The Wisdom of Saying No

It can be tempting when designing a new tool to try to make it all things to all people, and we had plenty of ideas about what LEEDuser might do. But we held tight to a pretty narrow focus that, in the end, has served us well.

For example, we didn’t try to make it into a project management tool. Others were already trying to do that, and most of those are long gone. We also resisted trying to create an interactive, dynamically generated checklist of strategies—we had done that already in the 1990s with a CD-ROM called Green Building Advisor, and knew enough to resist the temptation. We kept it simple, functionally speaking, with advice, templates and online forums. That was a smart move.

The Future

Now, with a decade of experience behind us, we’ve rebuilt LEEDuser from the ground up to take advantage of what we’ve learned. We found, for example, that searching for past activity on some of the more active forums was a challenge. The new LEEDuser makes that a breeze. We’ve also made the FAQs more prominent and are pulling in updated credit language and addenda from USGBC in real time (or almost real time!).
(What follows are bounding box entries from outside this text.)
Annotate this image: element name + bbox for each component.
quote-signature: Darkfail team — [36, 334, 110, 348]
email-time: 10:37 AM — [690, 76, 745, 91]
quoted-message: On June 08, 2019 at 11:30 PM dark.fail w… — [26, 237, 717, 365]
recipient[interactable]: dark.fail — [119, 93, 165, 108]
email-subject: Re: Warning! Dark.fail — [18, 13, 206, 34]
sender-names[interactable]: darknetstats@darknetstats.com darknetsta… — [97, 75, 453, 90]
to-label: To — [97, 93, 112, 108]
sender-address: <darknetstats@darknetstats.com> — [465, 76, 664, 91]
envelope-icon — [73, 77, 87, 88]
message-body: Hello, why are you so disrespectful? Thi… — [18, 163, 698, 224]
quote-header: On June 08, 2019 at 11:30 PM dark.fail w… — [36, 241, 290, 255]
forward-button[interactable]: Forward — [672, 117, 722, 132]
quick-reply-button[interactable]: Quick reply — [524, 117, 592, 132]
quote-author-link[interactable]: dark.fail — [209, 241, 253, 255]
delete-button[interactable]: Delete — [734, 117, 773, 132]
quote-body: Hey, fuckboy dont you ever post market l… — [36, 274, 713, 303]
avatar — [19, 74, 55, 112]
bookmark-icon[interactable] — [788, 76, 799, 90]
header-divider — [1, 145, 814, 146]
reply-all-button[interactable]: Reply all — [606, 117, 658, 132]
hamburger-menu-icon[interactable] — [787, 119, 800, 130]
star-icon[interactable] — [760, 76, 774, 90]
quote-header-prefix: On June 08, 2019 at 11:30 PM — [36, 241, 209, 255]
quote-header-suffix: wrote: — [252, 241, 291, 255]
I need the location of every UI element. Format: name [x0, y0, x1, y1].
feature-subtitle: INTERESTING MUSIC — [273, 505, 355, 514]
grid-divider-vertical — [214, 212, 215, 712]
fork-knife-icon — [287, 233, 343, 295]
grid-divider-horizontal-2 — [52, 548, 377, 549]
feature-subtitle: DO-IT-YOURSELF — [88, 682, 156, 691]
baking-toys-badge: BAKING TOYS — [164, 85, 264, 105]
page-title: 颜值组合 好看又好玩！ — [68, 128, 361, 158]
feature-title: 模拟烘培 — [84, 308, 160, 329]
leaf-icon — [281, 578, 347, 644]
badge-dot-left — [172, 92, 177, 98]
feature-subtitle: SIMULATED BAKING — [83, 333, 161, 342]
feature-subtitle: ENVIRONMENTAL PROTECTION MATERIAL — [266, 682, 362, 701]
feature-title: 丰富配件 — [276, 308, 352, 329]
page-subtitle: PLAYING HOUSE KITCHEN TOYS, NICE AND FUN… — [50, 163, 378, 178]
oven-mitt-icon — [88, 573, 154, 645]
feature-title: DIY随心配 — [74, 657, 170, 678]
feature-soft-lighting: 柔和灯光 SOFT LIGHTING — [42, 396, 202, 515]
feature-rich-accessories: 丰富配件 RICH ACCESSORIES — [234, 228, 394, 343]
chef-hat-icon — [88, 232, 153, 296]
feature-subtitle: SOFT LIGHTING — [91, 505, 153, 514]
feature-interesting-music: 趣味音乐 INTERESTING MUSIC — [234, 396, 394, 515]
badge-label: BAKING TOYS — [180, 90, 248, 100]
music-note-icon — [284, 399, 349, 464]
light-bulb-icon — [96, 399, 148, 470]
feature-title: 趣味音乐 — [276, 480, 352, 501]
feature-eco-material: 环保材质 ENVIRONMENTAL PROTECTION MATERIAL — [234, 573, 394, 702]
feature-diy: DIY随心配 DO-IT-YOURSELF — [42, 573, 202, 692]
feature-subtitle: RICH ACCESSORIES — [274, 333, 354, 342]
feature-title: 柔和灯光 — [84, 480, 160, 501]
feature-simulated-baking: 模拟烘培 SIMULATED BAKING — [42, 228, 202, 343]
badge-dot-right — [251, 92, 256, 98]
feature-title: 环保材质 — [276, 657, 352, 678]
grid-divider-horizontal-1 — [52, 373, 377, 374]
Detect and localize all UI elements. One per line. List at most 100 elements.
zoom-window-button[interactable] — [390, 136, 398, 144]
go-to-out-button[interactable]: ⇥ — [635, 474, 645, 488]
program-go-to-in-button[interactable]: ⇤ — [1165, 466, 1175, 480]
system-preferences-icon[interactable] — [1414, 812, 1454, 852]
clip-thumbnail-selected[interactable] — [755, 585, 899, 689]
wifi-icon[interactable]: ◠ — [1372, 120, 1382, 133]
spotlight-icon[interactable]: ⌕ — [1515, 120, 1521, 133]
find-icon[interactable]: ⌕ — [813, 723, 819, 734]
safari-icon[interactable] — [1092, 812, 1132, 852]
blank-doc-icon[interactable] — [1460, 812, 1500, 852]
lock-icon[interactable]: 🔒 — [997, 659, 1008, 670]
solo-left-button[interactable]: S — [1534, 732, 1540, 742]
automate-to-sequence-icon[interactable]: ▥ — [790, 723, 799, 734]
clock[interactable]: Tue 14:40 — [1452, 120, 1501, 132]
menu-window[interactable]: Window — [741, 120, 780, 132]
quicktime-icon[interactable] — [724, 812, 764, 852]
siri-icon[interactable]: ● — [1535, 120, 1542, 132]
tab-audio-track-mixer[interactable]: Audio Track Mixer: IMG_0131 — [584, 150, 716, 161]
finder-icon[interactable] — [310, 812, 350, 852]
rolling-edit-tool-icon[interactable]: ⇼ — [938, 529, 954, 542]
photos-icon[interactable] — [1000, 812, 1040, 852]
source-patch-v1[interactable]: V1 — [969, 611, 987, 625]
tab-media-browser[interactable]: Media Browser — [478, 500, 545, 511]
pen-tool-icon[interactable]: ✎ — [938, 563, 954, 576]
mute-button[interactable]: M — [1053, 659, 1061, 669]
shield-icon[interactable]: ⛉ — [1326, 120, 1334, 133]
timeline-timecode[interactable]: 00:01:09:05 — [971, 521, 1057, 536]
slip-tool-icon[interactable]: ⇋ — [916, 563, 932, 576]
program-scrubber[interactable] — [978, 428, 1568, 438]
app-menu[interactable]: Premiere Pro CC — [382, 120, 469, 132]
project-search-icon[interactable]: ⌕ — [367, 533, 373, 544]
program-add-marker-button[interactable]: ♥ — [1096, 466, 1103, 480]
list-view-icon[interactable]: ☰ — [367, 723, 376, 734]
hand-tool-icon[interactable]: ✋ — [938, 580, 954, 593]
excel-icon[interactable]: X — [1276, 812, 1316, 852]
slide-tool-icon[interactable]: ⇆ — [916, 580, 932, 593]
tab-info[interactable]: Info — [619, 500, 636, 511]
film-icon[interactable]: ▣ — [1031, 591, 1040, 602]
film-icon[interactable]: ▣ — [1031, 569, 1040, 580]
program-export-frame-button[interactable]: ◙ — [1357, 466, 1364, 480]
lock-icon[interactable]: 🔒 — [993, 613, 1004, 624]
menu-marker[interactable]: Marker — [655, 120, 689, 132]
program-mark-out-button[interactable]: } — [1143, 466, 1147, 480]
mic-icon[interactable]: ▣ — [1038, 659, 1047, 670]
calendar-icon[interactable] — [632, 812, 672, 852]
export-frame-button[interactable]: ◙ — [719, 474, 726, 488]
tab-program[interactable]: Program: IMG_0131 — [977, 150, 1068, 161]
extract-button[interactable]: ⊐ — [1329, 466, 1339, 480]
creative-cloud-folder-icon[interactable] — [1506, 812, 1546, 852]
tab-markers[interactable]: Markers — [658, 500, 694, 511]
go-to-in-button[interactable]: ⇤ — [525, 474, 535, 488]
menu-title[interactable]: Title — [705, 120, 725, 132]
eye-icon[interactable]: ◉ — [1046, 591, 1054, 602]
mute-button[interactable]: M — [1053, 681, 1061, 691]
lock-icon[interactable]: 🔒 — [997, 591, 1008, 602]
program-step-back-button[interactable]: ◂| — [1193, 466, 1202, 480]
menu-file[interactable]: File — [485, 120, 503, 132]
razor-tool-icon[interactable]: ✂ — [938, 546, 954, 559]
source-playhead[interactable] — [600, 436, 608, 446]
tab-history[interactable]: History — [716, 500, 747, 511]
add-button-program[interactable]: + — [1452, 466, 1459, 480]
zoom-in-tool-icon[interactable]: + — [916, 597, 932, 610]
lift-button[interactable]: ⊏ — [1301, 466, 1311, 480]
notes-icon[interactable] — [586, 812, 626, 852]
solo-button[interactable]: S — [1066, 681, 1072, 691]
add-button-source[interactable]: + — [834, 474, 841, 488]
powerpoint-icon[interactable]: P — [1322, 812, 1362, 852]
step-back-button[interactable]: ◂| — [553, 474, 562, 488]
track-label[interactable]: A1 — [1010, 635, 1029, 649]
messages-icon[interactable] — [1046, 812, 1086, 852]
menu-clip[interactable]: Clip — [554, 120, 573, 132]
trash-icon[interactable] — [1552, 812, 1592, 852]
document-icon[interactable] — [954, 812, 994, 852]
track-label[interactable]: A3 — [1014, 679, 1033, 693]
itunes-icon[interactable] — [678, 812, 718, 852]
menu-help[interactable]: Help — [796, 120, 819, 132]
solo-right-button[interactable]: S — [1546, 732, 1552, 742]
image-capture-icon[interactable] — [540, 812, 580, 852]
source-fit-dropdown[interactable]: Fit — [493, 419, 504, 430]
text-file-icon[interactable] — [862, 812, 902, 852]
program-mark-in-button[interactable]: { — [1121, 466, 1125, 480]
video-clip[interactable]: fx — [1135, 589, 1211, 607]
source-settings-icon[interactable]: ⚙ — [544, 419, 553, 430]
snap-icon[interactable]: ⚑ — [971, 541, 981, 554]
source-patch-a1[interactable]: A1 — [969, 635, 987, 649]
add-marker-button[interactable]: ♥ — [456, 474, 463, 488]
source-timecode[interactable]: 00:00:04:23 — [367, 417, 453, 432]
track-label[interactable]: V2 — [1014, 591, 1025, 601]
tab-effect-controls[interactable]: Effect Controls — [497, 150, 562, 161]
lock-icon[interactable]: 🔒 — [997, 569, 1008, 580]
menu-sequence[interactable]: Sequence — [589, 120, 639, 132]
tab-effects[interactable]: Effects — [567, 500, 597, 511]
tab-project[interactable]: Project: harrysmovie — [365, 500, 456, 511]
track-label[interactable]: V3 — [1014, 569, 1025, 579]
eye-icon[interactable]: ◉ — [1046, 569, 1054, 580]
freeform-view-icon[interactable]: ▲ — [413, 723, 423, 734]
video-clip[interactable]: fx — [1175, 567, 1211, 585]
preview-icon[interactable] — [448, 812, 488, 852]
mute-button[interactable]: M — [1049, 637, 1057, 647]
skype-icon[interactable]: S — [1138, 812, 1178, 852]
But the core of what made LEEDuser such a hit from the moment it launched hasn’t changed

  • A great network of LEED users sharing their questions and experiences, including some fans who swear by LEEDuser and make it part of their daily routine
  • Premium content with tips and guidance from experts that cuts to the chase and tells you what you really need to know to achieve each credit successfully (and avoid wasting time chasing down blind alleys)
  • Templates and actual sample documentation from certified projects to give teams a jump-start with their own submittals

We’re working now to update the premium content on LEEDuser with LEED 4.1 guidance, as the conversations on the forums are starting to take off. Come join us as we work continue with the mission of making LEED accessible to more and more of the real estate market, and take on the ecological and social challenges of our time.